Josh Hart shares perfect metaphor for Jimmy Butler’s regular season and playoff splits
By Lior Lampert
When the stakes get raised, and the brights are lightest, so is the intensity and will to win for Miami Heat star wing Jimmy Butler, also known as “Playoff Jimmy," or even less formally, "Himmy Butler".
It’s no secret that Butler and the Heat coast their way through the regular season, somehow finding a way to suddenly flip the switch when it becomes time to put up or shut up – the six-time All-Star spoke in depth about his approach with Chris Haynes of Bleacher Report.
The New York Knicks are no stranger to seeing what Butler is capable of when he embraces the moniker he has rightfully earned, as evidenced by the conference semifinal matchup between the two teams last season and their recent meeting at the Kaseya Center in Miami on Tuesday.
Knicks wing Josh Hart summed it up perfectly with a hilarious but true metaphor when speaking with reporters before the game.
Josh Hart perfectly encapsulates ‘Playoff Jimmy’ with a funny metaphor
“Jimmy [Butler] kind of does side quests during the year until about April.
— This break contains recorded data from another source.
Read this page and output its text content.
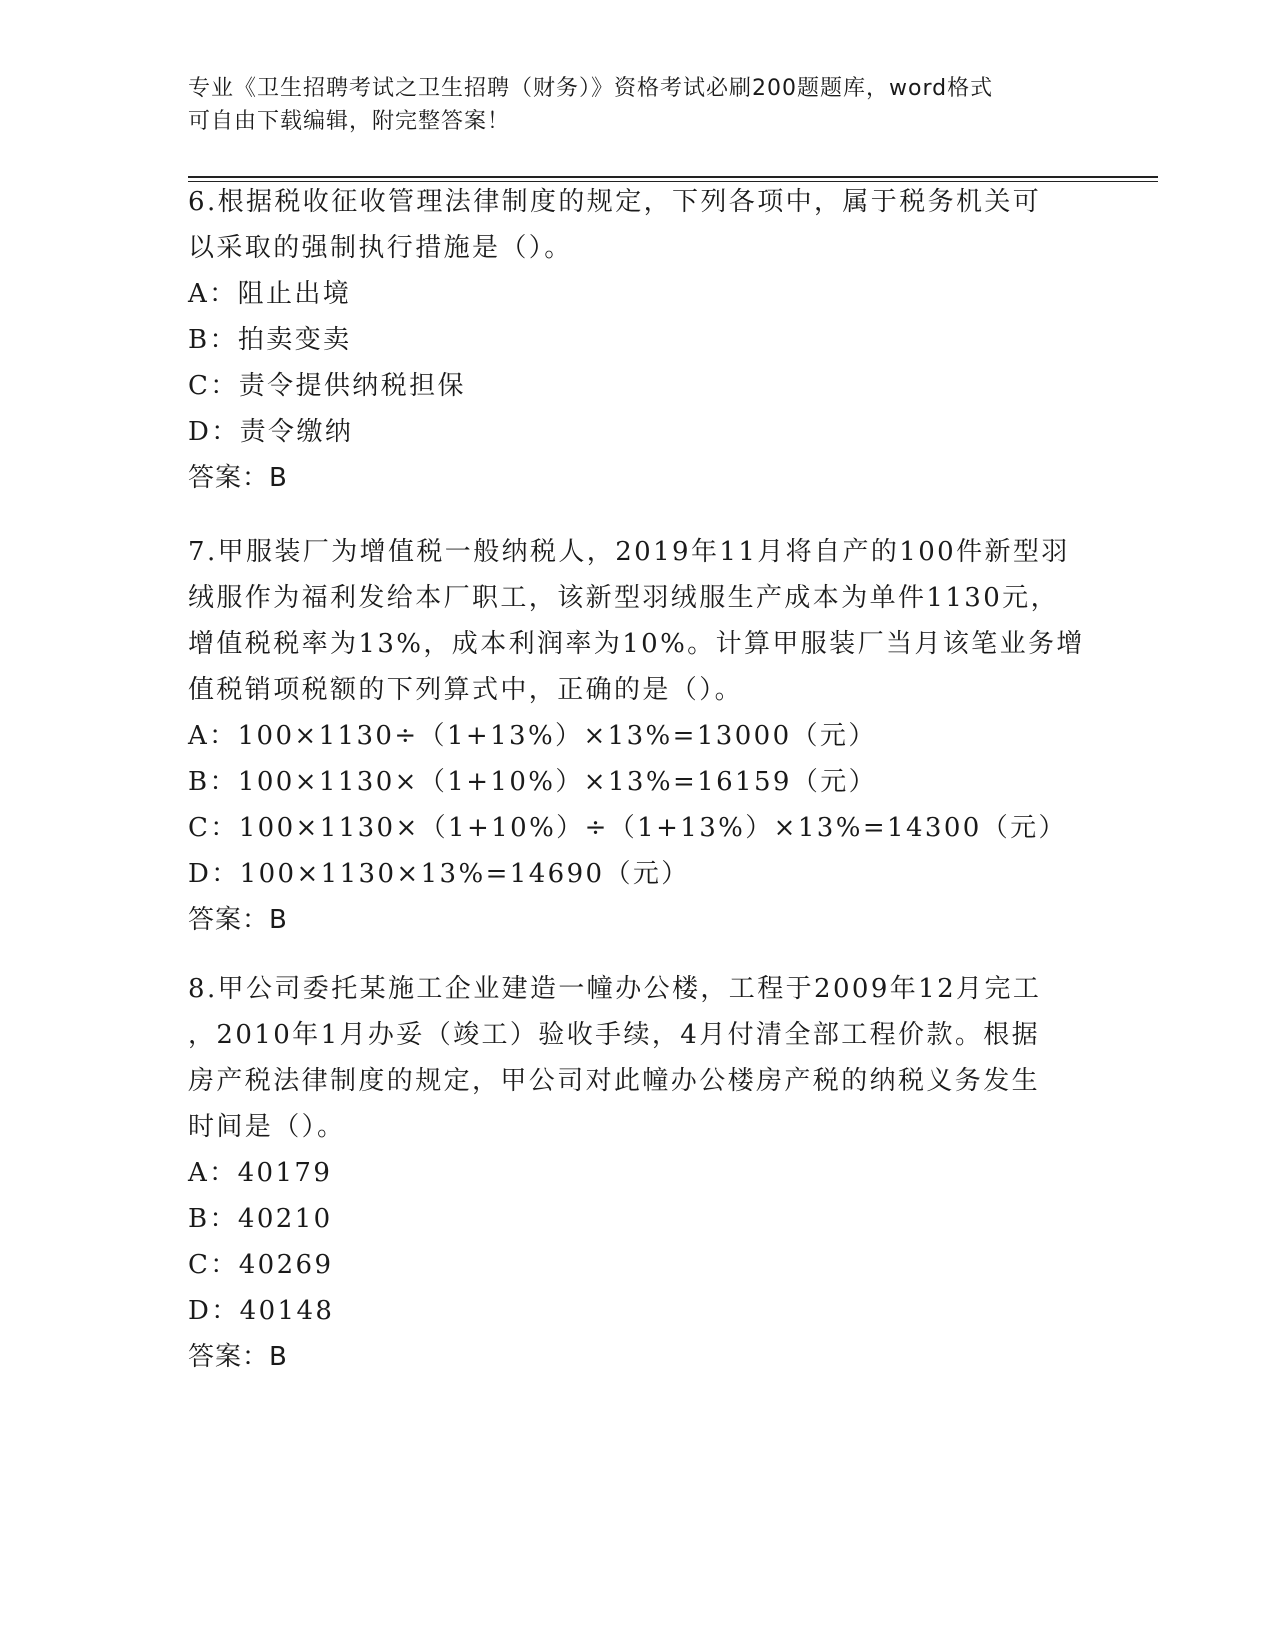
专业《卫生招聘考试之卫生招聘（财务）》资格考试必刷200题题库，word格式
可自由下载编辑，附完整答案！
6.根据税收征收管理法律制度的规定，下列各项中，属于税务机关可
以采取的强制执行措施是（）。
A：阻止出境
B：拍卖变卖
C：责令提供纳税担保
D：责令缴纳
答案：B
7.甲服装厂为增值税一般纳税人，2019年11月将自产的100件新型羽
绒服作为福利发给本厂职工，该新型羽绒服生产成本为单件1130元，
增值税税率为13%，成本利润率为10%。计算甲服装厂当月该笔业务增
值税销项税额的下列算式中，正确的是（）。
A：100×1130÷（1+13%）×13%=13000（元）
B：100×1130×（1+10%）×13%=16159（元）
C：100×1130×（1+10%）÷（1+13%）×13%=14300（元）
D：100×1130×13%=14690（元）
答案：B
8.甲公司委托某施工企业建造一幢办公楼，工程于2009年12月完工
，2010年1月办妥（竣工）验收手续，4月付清全部工程价款。根据
房产税法律制度的规定，甲公司对此幢办公楼房产税的纳税义务发生
时间是（）。
A：40179
B：40210
C：40269
D：40148
答案：B
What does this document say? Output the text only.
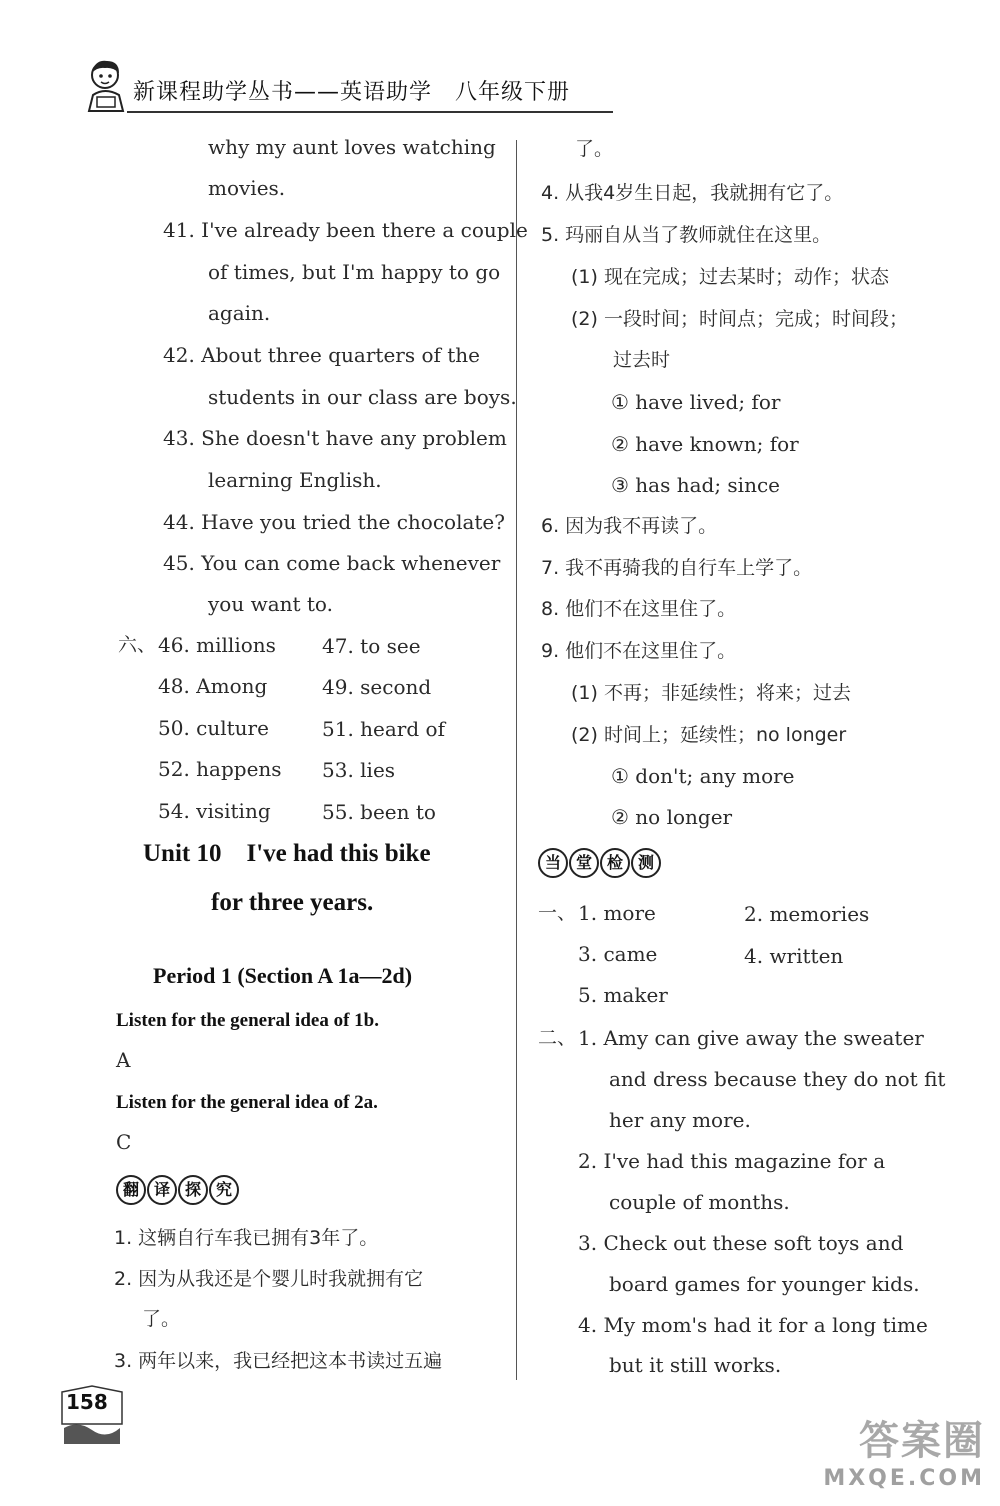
新课程助学丛书——英语助学　八年级下册
why my aunt loves watching
movies.
41. I've already been there a couple
of times, but I'm happy to go
again.
42. About three quarters of the
students in our class are boys.
43. She doesn't have any problem
learning English.
44. Have you tried the chocolate?
45. You can come back whenever
you want to.
六、 46. millions 47. to see
48. Among	49. second
50. culture	51. heard of
52. happens 53. lies
54. visiting	55. been to
Unit 10　I've had this bike
for three years.
Period 1 (Section A 1a—2d)
Listen for the general idea of 1b.
A
Listen for the general idea of 2a.
C
翻 译 探 究
1. 这辆自行车我已拥有3年了。
2. 因为从我还是个婴儿时我就拥有它
了。
3. 两年以来，我已经把这本书读过五遍
了。
4. 从我4岁生日起，我就拥有它了。
5. 玛丽自从当了教师就住在这里。
(1) 现在完成；过去某时；动作；状态
(2) 一段时间；时间点；完成；时间段；
过去时
① have lived; for
② have known; for
③ has had; since
6. 因为我不再读了。
7. 我不再骑我的自行车上学了。
8. 他们不在这里住了。
9. 他们不在这里住了。
(1) 不再；非延续性；将来；过去
(2) 时间上；延续性；no longer
① don't; any more
② no longer
当 堂 检 测
一、 1. more	2. memories
3. came	4. written
5. maker
二、 1. Amy can give away the sweater
and dress because they do not fit
her any more.
2. I've had this magazine for a
couple of months.
3. Check out these soft toys and
board games for younger kids.
4. My mom's had it for a long time
but it still works.
158
答案圈
MXQE.COM
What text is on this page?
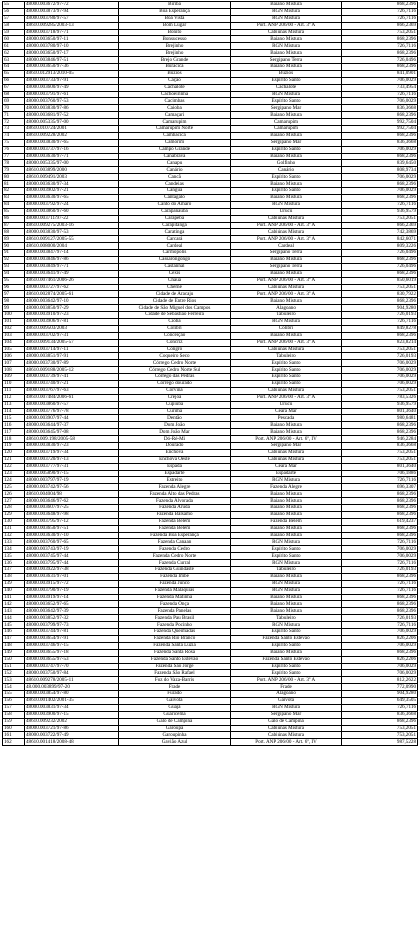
55	48000.003672/97-72	Biriba	Baiano Mistura	868,2396
56	48000.003873/97-94	Boa Esperança	RGN Mistura	726,7116
57	48000.003780/97-57	Boa Vista	RGN Mistura	726,7116
58	48610.009285/2003-13	Bom Lugar	Port. ANP 206/00 - Art. 3º A	866,2369
59	48000.003718/97-71	Bonito	Cabiúnas Mistura	753,2051
60	48000.003650/97-11	Bonsucesso	Baiano Mistura	868,2396
61	48000.003780/97-10	Brejinho	RGN Mistura	726,7116
62	48000.003650/97-17	Brejinho	Baiano Mistura	868,2396
63	48000.003846/97-51	Brejo Grande	Sergipano Terra	726,0496
64	48000.003650/97-36	Buracica	Baiano Mistura	868,2396
65	48610.012913/2010-05	Búzios	Búzios	841,0901
66	48000.003733/97-91	Cação	Espírito Santo	706,0029
67	48000.003600/97-49	Cachalote	Cachalote	733,4954
68	48000.003791/97-61	Cachoeirinha	RGN Mistura	726,7116
69	48000.003760/97-53	Cacimbas	Espírito Santo	706,0029
70	48000.003830/97-86	Caioba	Sergipano Mar	836,3668
71	48000.003681/97-52	Camaçari	Baiano Mistura	868,2396
72	48000.005335/97-00	Camarupim	Camarupim	992,7504
73	48610.010724/2001	Camarupim Norte	Camarupim	992,7504
74	48610.009228/2002	Cambacica	Baiano Mistura	868,2396
75	48000.003830/97-65	Camorim	Sergipano Mar	836,3668
76	48000.003737/97-16	Campo Grande	Espírito Santo	706,0029
77	48000.003630/97-71	Canabrava	Baiano Mistura	868,2396
78	48000.005335/97-00	Canapu	Golfinho	839,6450
79	48610.003899/2000	Canário	Canário	808,9734
80	48610.009491/2003	Cancã	Espírito Santo	706,0029
81	48000.003630/97-34	Candeias	Baiano Mistura	868,2396
82	48000.003902/97-21	Canguá	Espírito Santo	706,0029
83	48000.003630/97-65	Cantagalo	Baiano Mistura	868,2396
84	48000.003792/97-24	Canto do Amaro	RGN Mistura	726,7116
85	48000.003860/97-60	Carapanaúba	Urucu	936,9579
86	48000.003711/97-22	Carapeba	Cabiúnas Mistura	753,2051
87	48610.009275/2003-16	Carapitanga	Port. ANP 206/00 - Art. 3º A	866,2369
88	48000.003830/97-53	Caratinga	Cabiúnas Mistura	742,3869
89	48610.009127/2005-55	Carcará	Port. ANP 206/00 - Art. 3º A	842,6071
90	48610.008000/2004	Cardeal	Cardeal	809,3226
91	48000.003847/97-14	Carmópolis	Sergipano Terra	726,0496
92	48000.003846/97-86	Cassarongongo	Baiano Mistura	868,2396
93	48000.003849/97-71	Castanhal	Sergipano Terra	726,0496
94	48000.003641/97-49	Cexis	Baiano Mistura	868,2396
95	48610.007461/2006-26	Chauá	Port. ANP 206/00 - Art. 3º A	850,6019
96	48000.003727/97-62	Cherne	Cabiúnas Mistura	753,2051
97	48610.002874/2005-61	Cidade de Aracaju	Port. ANP 206/00 - Art. 3º A	830,7922
98	48000.003642/97-10	Cidade de Entre Rios	Baiano Mistura	868,2396
99	48000.003850/97-29	Cidade de São Miguel dos Campos	Alagoano	904,9280
100	48000.003910/97-23	Cidade de Sebastião Ferreira	Tabuleiro	726,0193
101	48000.003906/97-81	Cioba	RGN Mistura	726,7116
102	48610.009503/2003	Colibri	Colibri	849,8278
103	48000.003702/97-31	Conceição	Baiano Mistura	868,2396
104	48610.009134/2005-57	Concriz	Port. ANP 206/00 - Art. 3º A	823,8214
105	48000.003714/97-11	Congro	Cabiúnas Mistura	753,2051
106	48000.003851/97-91	Coqueiro Seco	Tabuleiro	726,0193
107	48000.003730/97-89	Córrego Cedro Norte	Espírito Santo	706,0029
108	48610.009188/2005-12	Córrego Cedro Norte Sul	Espírito Santo	706,0029
109	48000.003739/97-41	Córrego das Pedras	Espírito Santo	706,0029
110	48000.003740/97-21	Córrego dourado	Espírito Santo	706,0029
111	48000.003767/97-63	Corvina	Cabiúnas Mistura	753,2051
112	48610.007484/2006-61	Crejoá	Port. ANP 206/00 - Art. 3º A	783,5326
113	48000.003860/97-57	Cupiúba	Urucu	936,9579
114	48000.003776/97-78	Curimã	Ceara Mar	801,3640
115	48000.003907/97-44	Dentão	Pescada	980,6481
116	48000.003644/97-37	Dom João	Baiano Mistura	868,2396
117	48000.003645/97-08	Dom João Mar	Baiano Mistura	868,2396
118	48610.009.198/2005-58	Dó-Ré-Mi	Port. ANP 206/00 - Art. 6º, IV	946,2284
119	48000.003830/97-23	Dourado	Sergipano Mar	836,3668
120	48000.003719/97-34	Enchova	Cabiúnas Mistura	753,2051
121	48000.003720/97-13	Enchova Oeste	Cabiúnas Mistura	753,2051
122	48000.003777/97-31	Espada	Ceara Mar	801,3640
123	48000.005890/97-15	Espadarte	Espadarte	706,1886
124	48000.003797/97-19	Estreito	RGN Mistura	726,7116
125	48000.003742/97-56	Fazenda Alegre	Fazenda Alegre	696,3307
126	48610.004004/98	Fazenda Alto das Pedras	Baiano Mistura	868,2396
127	48000.003646/97-62	Fazenda Alvorada	Baiano Mistura	868,2396
128	48000.003607/97-25	Fazenda Aruda	Baiano Mistura	868,2396
129	48000.003648/97-98	Fazenda Bálsamo	Baiano Mistura	868,2396
130	48000.003795/97-12	Fazenda Belém	Fazenda Belém	619,4237
131	48000.003650/97-51	Fazenda Belém	Baiano Mistura	868,2396
132	48000.003630/97-10	Fazenda Boa Esperança	Baiano Mistura	868,2396
133	48000.003760/97-65	Fazenda Canaan	RGN Mistura	726,7116
134	48000.003743/97-19	Fazenda Cedro	Espírito Santo	706,0029
135	48000.003745/97-44	Fazenda Cedro Norte	Espírito Santo	706,0029
136	48000.003795/97-44	Fazenda Curral	RGN Mistura	726,7116
137	48000.003922/97-38	Fazenda Guindaste	Tabuleiro	726,0193
138	48000.003631/97-01	Fazenda Imbé	Baiano Mistura	868,2396
139	48000.003915/97-72	Fazenda Junco	RGN Mistura	726,7116
140	48000.003790/97-19	Fazenda Malaquias	RGN Mistura	726,7116
141	48000.003919/97-14	Fazenda Matinha	Baiano Mistura	868,2396
142	48000.003652/97-65	Fazenda Onça	Baiano Mistura	868,2396
143	48000.003642/97-39	Fazenda Panelas	Baiano Mistura	868,2396
144	48000.003852/97-32	Fazenda Pau Brasil	Tabuleiro	726,0193
145	48000.003799/97-73	Fazenda Pocinho	RGN Mistura	726,7116
146	48000.003744/97-81	Fazenda Queimadas	Espírito Santo	706,0029
147	48000.003654/97-91	Fazenda Rio Branco	Fazenda Santo Estevão	826,2206
148	48000.003746/97-15	Fazenda Santa Luzia	Espírito Santo	706,0029
149	48000.003655/97-18	Fazenda Santa Rosa	Baiano Mistura	868,2396
150	48000.003655/97-53	Fazenda Santo Estevão	Fazenda Santo Estevão	826,2206
151	48000.003747/97-70	Fazenda São Jorge	Espírito Santo	706,0029
152	48000.003750/97-84	Fazenda São Rafael	Espírito Santo	706,0029
153	48610.009278/2005-11	Foz do Vaza-Barris	Port. ANP 206/00 - Art. 3º A	812,2622
154	48.000.003899/97-20	Frade	Frade	772,0990
155	48000.003854/97-80	Furado	Alagoano	904,9280
156	48610.001402/2001-35	Gaivota	Gaivota	649,3505
157	48000.003831/97-34	Guajá	RGN Mistura	726,7116
158	48000.003900/97-15	Guaricema	Sergipano Mar	836,3668
159	48610.009232/2002	Galo de Campina	Galo de Campina	868,2396
160	48000.003721/97-86	Garoupa	Cabiúnas Mistura	753,2051
161	48000.003722/97-49	Garoupinha	Cabiúnas Mistura	753,2051
162	48610.001418/2008-48	Gavião Azul	Port. ANP 206/00 - Art. 6º, IV	987,5228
Then he starts locking in,” Hart told Stefan Bondy of the New York Post. “I’m sure people are going to see that maniac competitive side now that he’s done with the side quests and he’s on to the main quest,” he added.
However, Hart may have spoken too soon.
Whatever Butler is doing parading through the streets of Miami on a horse in broad daylight, he handled his business against Hart and the Knicks on Tuesday, leading the Heat to a much-needed 109-99 victory that brought them to within half a game of the Indiana Pacers for the sixth and final guaranteed playoff spot in the East.
But it’s not like seed matters for Miami, who has entered the playoffs higher than the fifth seed only once during Butler’s five-year stint with the team and is on pace to do so yet again in 2023-24 (assuming they climb their way out of NBA Play-In Tournament status and into the postseason picture when the smoke clears) but have three Eastern Conference Finals and two championship appearances to show for it.
Butler has been exceptionally dominant for the Heat during their last two postseason runs, averaging 27.1 points, 6.8 rebounds, 5.3 assists, and 1.9 stills with .484/.349/.821 shooting splits in 38.5 minutes per game, doing whatever it takes to win.
While the regular-season splits for Butler have typically been stellar, it’s evident he takes his game to new heights in the playoffs. In five years with the Heat, he has put up 21.4 points, 6.1 rebounds, 5.7 assists, and 1.7 steals per contest while shooting a lowly 29.8 percent from beyond the arc. Not to say that those are pedestrian numbers, but they notably differ from his playoff splits.